Commenting on the development, Shrikant Kanhere, Managing Director and Chief Executive Officer of AWL Agri Business Limited, said the partnership would allow the company to maximise the value of its distribution infrastructure and brand-building capabilities while accelerating the growth trajectory of Madhur across India.
The collaboration, he noted, complements AWL’s expanding food portfolio and further reinforces the company’s ambitions within the packaged foods segment, an area increasingly viewed as a critical driver of future growth and margin expansion.

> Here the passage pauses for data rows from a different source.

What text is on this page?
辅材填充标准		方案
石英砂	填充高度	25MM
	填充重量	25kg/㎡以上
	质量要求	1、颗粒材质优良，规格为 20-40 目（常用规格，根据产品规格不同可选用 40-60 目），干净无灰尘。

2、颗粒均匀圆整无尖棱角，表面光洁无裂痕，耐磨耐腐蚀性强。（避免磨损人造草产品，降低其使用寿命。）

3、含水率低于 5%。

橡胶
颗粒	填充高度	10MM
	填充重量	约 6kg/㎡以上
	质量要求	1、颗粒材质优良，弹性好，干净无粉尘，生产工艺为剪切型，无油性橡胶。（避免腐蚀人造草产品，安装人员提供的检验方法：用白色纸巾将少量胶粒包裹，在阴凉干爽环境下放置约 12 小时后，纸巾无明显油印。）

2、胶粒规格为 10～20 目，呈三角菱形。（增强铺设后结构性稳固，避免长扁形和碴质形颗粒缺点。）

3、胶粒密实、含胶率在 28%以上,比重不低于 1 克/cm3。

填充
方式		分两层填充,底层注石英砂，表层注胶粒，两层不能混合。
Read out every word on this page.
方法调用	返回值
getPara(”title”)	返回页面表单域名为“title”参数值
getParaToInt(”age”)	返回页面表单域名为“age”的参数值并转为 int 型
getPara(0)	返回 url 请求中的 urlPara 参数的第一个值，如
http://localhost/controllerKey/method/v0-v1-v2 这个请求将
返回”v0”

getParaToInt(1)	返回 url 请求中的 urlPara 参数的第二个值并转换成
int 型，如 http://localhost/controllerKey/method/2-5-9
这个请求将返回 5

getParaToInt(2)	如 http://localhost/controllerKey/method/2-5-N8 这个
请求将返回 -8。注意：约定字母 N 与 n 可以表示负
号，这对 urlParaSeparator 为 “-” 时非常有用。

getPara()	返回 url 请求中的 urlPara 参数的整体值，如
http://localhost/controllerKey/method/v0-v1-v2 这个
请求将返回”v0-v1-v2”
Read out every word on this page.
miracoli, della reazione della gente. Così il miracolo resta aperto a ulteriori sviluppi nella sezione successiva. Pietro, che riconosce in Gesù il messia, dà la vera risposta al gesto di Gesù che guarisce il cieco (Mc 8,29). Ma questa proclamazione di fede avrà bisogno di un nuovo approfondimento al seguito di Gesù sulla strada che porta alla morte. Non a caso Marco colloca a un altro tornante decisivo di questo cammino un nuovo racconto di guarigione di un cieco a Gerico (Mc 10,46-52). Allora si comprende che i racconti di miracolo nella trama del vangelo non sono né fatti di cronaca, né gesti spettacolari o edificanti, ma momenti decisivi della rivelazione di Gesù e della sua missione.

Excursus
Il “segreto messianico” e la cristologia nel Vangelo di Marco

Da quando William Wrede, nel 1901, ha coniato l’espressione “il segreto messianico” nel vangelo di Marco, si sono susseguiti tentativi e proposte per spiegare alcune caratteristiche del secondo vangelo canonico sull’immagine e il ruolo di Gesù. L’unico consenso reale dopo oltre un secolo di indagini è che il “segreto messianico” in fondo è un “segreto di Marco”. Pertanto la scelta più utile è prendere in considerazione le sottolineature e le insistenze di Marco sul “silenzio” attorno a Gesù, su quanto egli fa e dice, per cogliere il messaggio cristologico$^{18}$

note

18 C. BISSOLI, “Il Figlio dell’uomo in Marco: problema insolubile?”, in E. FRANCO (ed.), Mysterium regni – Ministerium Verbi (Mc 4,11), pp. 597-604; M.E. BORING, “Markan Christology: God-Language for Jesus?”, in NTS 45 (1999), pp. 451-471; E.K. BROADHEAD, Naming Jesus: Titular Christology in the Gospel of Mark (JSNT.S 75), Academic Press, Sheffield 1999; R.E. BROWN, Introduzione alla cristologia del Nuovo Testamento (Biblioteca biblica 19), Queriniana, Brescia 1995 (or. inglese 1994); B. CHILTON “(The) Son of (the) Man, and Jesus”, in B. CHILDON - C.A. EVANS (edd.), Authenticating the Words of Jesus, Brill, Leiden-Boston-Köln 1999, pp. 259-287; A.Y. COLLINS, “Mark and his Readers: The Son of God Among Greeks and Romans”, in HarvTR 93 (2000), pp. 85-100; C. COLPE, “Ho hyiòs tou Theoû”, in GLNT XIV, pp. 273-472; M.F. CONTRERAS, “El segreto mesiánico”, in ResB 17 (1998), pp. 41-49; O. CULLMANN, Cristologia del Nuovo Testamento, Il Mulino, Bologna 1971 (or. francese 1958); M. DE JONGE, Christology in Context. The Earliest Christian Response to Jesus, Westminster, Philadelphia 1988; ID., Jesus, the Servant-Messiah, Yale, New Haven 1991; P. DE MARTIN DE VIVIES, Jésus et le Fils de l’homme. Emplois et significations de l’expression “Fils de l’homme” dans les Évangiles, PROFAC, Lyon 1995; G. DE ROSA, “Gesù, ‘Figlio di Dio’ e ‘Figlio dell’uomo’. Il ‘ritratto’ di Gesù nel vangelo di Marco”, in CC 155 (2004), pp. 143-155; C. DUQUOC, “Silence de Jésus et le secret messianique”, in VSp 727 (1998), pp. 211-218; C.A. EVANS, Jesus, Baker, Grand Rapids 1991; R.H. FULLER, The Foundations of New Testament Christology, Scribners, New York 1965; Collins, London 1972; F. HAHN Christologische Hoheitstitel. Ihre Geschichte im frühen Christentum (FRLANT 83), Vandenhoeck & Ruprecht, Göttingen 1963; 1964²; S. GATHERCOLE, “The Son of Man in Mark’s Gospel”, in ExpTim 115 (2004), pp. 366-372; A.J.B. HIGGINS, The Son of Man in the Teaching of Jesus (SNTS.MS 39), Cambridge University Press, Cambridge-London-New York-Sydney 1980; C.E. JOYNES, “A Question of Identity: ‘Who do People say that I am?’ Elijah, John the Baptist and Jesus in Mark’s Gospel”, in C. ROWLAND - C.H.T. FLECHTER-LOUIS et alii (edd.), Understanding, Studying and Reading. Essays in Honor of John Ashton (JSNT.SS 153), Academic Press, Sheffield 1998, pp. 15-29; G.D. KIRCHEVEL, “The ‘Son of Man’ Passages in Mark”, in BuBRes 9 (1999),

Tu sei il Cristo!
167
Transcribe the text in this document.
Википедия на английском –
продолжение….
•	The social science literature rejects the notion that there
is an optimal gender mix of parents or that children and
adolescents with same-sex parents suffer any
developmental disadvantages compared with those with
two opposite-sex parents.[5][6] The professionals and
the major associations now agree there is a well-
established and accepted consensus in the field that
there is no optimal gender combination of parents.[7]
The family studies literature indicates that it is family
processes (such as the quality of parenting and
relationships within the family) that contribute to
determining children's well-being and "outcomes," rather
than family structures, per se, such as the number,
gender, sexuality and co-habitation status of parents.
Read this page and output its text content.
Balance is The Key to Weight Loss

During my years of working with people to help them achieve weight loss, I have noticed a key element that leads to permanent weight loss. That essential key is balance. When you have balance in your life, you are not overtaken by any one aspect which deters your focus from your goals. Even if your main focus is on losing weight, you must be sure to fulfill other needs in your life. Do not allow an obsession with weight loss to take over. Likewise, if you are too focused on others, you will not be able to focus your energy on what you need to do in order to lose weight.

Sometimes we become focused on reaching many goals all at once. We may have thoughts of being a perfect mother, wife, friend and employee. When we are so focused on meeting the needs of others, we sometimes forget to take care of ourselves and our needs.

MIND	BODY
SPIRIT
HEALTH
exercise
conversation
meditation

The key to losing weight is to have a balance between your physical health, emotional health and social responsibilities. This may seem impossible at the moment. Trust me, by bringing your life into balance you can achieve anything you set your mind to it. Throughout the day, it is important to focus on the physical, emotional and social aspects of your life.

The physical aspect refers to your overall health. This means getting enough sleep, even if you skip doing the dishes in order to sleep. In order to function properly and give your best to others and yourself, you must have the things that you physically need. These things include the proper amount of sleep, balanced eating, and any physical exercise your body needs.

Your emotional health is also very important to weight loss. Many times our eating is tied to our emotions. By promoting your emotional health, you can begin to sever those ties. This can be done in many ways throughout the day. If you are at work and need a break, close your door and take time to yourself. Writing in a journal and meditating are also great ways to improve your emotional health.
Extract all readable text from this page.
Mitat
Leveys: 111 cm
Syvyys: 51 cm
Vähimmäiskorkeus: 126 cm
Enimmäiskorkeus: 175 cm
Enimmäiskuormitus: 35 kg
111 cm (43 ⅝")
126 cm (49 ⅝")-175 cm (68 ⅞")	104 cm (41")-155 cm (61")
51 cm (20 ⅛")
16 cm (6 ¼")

For Shree Renuka Sugars, the partnership offers an opportunity to unlock a new growth chapter for a brand that has long maintained a strong presence in Indian households. By leveraging AWL’s nationwide distribution architecture and FMCG expertise, SRSL is effectively positioning Madhur to compete more aggressively in a market where scale, visibility and channel reach are becoming decisive competitive advantages.
Susheel Kumar Kamboj, Managing Director and Chief Executive Officer of Shree Renuka Sugars Limited, described the arrangement as a natural progression for the Madhur brand, emphasising that AWL’s distribution strength and marketing capabilities provide a powerful platform for accelerating growth and expanding consumer reach.
The alliance also reflects a broader trend reshaping India’s food industry, where established brands are increasingly seeking strategic partnerships to unlock scale rather than building capabilities independently. As competition intensifies across staples, packaged foods and household essentials, distribution efficiency and brand leverage are emerging as critical determinants of market leadership.
Against this backdrop, the AWL–Madhur partnership represents a convergence of brand equity and execution capability. More importantly, it signals AWL’s continued evolution into a diversified food conglomerate, one that is steadily expanding beyond its edible oils legacy to capture a larger share of India’s growing branded food consumption story.
As India’s food retail market becomes increasingly organised and consumer demand gravitates towards trusted national brands, partnerships of this nature are likely to play a pivotal role in defining the next phase of growth across the country’s FMCG sector.